Coverings by few monochromatic pieces - a transition between two Ramsey problems

TL;DR

This paper explores a new problem in Ramsey theory, connecting covering and partitioning by monochromatic subgraphs, and provides initial results on vertex coverage by monochromatic matchings in multi-colored complete graphs.

Contribution

It introduces a novel problem linking monochromatic coverings and Ramsey problems, and proves a key case for matchings when the number of matchings is one less than the number of colors.

Findings

Determined the maximum vertices covered by s monochromatic matchings in t-colorings when s=t-1.

Proposed several open problems and conjectures in the area of monochromatic coverings.

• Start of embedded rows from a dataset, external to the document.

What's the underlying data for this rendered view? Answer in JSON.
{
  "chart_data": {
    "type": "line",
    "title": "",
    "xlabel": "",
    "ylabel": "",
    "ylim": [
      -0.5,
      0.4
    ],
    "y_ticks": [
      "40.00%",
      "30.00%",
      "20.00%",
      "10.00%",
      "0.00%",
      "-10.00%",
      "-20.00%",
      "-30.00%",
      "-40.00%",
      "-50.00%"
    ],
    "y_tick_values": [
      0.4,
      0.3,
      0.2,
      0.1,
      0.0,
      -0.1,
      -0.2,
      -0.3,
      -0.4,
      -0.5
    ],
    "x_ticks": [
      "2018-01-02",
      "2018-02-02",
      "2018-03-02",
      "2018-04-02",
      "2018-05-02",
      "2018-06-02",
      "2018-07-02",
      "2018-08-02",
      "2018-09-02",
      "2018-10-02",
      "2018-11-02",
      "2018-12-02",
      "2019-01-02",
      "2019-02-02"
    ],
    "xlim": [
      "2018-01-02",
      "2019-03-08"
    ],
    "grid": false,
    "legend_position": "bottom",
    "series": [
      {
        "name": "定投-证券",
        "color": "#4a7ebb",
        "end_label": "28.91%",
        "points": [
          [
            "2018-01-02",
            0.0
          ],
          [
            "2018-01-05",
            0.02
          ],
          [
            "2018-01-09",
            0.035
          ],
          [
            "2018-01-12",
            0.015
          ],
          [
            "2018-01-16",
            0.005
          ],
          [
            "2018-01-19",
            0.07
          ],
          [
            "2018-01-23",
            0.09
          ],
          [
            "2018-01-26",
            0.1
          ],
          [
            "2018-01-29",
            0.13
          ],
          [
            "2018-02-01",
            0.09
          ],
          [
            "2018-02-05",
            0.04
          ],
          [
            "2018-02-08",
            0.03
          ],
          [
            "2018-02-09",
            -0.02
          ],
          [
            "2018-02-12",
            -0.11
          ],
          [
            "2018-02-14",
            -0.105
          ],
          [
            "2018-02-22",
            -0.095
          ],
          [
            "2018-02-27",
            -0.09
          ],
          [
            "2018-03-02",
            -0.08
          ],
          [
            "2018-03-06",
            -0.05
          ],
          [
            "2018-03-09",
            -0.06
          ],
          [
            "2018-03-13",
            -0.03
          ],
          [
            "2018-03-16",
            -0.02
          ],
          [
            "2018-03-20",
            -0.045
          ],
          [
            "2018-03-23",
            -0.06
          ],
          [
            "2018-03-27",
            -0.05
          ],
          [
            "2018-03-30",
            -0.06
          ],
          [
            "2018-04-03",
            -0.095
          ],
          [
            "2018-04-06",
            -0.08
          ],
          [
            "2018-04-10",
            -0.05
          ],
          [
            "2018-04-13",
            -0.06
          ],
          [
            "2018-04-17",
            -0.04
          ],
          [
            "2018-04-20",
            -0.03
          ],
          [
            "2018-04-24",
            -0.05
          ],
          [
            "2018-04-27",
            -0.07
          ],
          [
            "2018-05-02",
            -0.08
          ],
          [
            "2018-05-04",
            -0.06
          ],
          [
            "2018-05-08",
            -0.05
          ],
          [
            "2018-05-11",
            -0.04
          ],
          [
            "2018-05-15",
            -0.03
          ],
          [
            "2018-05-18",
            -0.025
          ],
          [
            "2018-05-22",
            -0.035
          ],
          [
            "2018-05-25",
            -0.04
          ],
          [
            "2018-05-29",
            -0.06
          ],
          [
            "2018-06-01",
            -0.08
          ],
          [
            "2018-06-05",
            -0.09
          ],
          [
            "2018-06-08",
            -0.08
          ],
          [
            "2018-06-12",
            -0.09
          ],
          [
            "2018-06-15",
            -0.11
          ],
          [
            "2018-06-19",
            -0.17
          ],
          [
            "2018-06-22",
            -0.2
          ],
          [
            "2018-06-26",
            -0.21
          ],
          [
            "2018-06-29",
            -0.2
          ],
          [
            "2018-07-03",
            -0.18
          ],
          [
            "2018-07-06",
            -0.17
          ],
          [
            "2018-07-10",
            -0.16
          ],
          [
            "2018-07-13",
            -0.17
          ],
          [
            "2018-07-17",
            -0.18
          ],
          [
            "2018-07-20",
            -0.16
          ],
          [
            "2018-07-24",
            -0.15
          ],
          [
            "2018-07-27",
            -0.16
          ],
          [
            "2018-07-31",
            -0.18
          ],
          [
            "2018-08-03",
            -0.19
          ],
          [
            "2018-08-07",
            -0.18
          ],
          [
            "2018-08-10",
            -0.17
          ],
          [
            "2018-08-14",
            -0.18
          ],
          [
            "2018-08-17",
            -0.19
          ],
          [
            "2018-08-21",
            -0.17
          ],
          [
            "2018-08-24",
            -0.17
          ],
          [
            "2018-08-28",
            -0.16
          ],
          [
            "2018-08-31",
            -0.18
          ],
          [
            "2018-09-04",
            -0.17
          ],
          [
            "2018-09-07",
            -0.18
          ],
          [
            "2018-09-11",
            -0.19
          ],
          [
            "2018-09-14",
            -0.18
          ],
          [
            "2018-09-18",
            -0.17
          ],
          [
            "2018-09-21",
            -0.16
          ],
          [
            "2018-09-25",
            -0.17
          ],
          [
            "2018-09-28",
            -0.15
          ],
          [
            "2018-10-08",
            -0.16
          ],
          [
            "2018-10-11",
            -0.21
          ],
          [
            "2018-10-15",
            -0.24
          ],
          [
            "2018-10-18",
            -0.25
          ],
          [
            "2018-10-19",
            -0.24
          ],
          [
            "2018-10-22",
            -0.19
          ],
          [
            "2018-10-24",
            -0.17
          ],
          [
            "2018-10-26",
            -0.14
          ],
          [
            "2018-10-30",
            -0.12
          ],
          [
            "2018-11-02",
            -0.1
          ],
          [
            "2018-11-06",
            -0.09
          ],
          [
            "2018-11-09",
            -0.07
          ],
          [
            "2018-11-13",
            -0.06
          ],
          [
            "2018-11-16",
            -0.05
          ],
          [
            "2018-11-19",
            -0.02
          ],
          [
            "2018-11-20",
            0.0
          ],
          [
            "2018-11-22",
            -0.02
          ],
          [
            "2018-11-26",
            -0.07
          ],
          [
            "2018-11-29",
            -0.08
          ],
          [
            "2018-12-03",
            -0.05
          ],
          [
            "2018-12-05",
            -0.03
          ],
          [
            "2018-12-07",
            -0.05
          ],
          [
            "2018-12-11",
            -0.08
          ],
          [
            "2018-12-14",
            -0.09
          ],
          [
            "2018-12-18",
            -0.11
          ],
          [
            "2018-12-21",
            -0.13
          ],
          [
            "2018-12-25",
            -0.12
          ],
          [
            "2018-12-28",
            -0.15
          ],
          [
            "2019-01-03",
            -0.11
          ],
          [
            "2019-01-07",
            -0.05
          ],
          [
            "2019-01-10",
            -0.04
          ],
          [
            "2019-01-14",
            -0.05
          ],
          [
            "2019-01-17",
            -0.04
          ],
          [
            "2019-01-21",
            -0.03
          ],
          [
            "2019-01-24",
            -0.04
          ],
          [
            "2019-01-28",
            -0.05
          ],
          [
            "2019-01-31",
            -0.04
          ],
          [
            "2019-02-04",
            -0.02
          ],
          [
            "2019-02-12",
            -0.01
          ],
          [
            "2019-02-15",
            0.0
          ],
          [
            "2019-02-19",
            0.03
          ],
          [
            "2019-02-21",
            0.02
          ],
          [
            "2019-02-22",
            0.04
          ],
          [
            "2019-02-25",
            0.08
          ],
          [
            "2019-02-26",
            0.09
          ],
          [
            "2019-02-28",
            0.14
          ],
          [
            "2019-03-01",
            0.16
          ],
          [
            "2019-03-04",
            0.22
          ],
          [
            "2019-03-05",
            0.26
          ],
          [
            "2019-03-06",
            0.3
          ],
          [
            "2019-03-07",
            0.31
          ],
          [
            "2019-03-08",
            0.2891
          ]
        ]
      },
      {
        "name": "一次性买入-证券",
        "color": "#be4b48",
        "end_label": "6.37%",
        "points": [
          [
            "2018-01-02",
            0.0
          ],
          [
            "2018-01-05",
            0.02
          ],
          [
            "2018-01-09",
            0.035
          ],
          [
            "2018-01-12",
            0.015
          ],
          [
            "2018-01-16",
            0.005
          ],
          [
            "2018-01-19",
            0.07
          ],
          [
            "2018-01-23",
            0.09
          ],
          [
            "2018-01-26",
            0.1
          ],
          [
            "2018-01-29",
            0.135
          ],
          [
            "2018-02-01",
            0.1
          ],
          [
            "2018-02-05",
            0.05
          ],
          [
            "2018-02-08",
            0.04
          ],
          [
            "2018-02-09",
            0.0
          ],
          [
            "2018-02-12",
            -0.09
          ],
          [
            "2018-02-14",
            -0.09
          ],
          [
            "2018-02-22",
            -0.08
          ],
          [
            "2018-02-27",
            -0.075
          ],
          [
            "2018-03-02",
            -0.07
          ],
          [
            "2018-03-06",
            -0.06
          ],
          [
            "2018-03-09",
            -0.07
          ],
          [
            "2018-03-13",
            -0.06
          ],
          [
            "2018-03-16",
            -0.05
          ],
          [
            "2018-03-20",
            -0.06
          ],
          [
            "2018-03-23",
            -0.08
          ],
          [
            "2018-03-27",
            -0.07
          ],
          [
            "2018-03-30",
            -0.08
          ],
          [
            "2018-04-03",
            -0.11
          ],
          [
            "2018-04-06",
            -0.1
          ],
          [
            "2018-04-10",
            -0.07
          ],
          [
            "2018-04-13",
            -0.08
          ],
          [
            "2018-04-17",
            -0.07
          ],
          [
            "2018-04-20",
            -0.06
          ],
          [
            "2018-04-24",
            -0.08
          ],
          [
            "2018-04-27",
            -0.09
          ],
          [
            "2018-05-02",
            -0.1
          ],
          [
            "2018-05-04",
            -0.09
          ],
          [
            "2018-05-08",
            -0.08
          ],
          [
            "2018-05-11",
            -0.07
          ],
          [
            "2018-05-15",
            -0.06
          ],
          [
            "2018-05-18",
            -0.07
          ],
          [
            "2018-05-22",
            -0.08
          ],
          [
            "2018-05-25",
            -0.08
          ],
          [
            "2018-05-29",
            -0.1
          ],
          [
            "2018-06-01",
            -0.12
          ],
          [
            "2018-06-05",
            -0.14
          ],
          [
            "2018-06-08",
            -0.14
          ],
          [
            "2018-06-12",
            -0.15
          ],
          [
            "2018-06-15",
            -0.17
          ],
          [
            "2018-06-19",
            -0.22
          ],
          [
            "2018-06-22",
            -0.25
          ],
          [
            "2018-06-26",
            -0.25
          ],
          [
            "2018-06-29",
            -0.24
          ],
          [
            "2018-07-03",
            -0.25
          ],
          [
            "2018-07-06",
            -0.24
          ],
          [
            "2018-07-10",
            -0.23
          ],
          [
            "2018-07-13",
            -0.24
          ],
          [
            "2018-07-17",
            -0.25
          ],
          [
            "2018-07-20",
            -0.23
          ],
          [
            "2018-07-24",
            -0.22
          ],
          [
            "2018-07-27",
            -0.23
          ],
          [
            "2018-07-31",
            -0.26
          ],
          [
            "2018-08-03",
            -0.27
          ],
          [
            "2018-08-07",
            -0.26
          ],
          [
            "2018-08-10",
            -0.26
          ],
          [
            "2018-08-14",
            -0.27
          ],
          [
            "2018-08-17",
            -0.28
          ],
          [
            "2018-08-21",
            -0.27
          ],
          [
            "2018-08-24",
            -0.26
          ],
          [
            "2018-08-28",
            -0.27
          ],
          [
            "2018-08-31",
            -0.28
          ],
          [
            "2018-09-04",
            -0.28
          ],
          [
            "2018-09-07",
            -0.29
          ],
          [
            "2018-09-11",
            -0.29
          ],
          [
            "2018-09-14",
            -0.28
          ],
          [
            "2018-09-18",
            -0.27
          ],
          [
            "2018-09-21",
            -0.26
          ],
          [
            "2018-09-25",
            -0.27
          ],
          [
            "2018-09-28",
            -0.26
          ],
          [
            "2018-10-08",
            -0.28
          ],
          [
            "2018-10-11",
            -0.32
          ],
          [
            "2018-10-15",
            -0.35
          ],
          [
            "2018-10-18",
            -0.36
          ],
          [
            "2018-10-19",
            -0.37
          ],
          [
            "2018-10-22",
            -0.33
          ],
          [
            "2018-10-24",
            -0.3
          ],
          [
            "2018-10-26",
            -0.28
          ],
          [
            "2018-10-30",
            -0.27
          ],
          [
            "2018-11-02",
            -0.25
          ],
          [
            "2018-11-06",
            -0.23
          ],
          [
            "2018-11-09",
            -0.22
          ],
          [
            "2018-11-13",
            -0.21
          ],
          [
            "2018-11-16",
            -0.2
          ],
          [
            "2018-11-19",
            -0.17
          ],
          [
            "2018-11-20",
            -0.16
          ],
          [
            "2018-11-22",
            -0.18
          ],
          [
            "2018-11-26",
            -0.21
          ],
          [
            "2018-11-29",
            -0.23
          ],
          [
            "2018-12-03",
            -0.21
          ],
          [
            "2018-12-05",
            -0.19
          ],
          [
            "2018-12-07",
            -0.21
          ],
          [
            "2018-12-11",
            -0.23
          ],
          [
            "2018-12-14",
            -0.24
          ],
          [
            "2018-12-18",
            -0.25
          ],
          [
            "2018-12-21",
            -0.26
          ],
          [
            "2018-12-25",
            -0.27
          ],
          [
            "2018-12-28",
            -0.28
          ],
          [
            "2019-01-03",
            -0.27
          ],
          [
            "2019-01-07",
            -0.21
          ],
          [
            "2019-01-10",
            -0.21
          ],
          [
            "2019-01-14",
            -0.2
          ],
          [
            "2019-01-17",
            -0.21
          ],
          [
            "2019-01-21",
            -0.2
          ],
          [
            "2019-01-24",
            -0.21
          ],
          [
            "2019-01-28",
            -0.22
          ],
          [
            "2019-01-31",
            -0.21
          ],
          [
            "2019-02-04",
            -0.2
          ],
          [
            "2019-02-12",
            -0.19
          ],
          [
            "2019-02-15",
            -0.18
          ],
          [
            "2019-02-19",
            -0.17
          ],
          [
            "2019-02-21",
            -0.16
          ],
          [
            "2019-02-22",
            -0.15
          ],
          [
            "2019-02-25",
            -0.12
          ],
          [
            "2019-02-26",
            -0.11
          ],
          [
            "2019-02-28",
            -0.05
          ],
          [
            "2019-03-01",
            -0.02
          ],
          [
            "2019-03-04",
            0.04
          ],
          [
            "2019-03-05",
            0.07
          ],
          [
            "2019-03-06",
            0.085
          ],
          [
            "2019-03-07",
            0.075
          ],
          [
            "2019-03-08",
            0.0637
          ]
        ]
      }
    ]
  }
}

Connected classical Ramsey problems with covering problems through a new framework.

Abstract

The typical problem in (generalized) Ramsey theory is to find the order of the largest monochromatic member of a family F (for example matchings, paths, cycles, connected subgraphs) that must be present in any edge coloring of a complete graph K_n with t colors. Another area is to find the minimum number of monochromatic members of F that partition or cover the vertex set of every edge colored complete graph. Here we propose a problem that connects these areas: for fixed positive integers s,t, at least how many vertices can be covered by the vertices of no more than s monochromatic members of F in every edge coloring of K_n with t colors. Several problems and conjectures are presented, among them a possible extension of a well-known result of Cockayne and Lorimer on monochromatic matchings for which we prove an initial step: in case of s=t-1 we determine how many vertices can be covered by s monochromatic matchings in every t-coloring of K_n.